Project Tourbillon explores cyber resiliency, scalability and privacy in a prototype CBDC

Tourbillon, a new project launched by the BIS Innovation Hub's Swiss Centre, explores how to improve cyber resiliency, scalability and privacy in a prototype Central Bank Digital Currency (CBDC).

Central banks have identified cyber resiliency, scalability and privacy as core features of CBDCs. However, designing them involves complex trade-offs between these three elements. For example, higher resiliency against cyber-attacks, especially from quantum computers, requires additional cryptography, which can slow down payment processing. Privacy must be weighed against the need to counter money laundering, terrorism financing and other illicit payments.

Project Tourbillon aims to reconcile these trade-offs by combining proven technologies such as blind signatures and mix networks with the latest research on cryptography and CBDC design suggested by researchers David Chaum and Thomas Moser (see eCash 2.0).

Cyber resiliency supports safe and effective digital payments infrastructures. The project achieves this by experimenting with quantum-resistant design and cryptography.

Scalability accommodates the potential for high transaction volumes. Tourbillon achieves this by using an architecture that is compatible with, but not based on, distributed ledger technology. By making each transaction separate, the system resources scale linearly. The project seeks to verify the linear scalability of the design with realistic parameters.

Privacy is an important user requirement but at the same raises issues with regards to countering illicit activities. Tourbillon resolves this by providing privacy for the payment sender but not for the recipient. Regulatory and compliance checks will continue to apply.

The conclusions of this project will be relevant for both wholesale and retail CBDC systems. The goal is to finish the prototype by mid-2023.

Digital central bank money can make payments better and more inclusive. Yet delivering a CBDC involves difficult trade-offs between cyber resilience, scalability and user privacy. Project Tourbillon will build and test a prototype that reconciles these trade-offs and pushes central banks' technological frontier.

Morten Bech, Head of the BIS Innovation Hub Swiss Centre

Many central banks are researching CBDCs in the context of the digital asset transformation. I am proud to be a co-author with David Chaum on the eCash 2.0 paper, which is serving as the basis for this project.

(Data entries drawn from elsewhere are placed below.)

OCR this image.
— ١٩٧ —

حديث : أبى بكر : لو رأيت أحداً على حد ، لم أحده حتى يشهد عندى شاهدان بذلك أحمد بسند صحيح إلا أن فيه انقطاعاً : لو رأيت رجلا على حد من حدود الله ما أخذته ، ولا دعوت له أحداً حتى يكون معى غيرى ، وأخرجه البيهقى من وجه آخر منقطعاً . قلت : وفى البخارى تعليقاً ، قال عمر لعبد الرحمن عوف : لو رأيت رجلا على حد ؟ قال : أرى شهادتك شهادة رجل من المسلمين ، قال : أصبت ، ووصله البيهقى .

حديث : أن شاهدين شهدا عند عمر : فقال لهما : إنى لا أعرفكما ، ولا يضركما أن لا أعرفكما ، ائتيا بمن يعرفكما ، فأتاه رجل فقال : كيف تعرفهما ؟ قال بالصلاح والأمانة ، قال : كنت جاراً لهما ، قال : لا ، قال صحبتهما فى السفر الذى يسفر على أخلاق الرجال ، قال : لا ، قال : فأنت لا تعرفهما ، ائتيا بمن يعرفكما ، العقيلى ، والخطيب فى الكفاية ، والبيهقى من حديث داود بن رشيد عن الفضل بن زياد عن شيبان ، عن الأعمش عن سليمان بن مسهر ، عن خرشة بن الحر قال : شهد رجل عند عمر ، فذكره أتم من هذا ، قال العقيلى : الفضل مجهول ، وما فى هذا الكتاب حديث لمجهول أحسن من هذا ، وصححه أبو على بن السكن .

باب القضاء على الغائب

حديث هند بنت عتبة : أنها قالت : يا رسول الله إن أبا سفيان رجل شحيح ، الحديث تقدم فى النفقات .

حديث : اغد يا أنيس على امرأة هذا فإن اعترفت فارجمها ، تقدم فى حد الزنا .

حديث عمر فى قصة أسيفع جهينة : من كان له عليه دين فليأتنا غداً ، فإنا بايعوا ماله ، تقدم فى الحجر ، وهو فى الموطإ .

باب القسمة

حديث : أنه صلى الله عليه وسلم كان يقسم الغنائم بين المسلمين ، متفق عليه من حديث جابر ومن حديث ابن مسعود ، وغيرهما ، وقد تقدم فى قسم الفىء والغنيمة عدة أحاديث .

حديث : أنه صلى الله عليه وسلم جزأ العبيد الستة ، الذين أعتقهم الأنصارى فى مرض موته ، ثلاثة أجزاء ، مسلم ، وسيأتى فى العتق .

Thomas Moser, Alternate Member of the Governing Board at the Swiss National Bank

I am thrilled to see these important advances in technology being tested out so that there is no doubt that privacy, including the more advanced type introduced here, can co-exist with the strongest type of quantum resistance and truly practical performance. This provides a better level of privacy than cash, with additional guarantees that the privacy cannot be taken from the end user.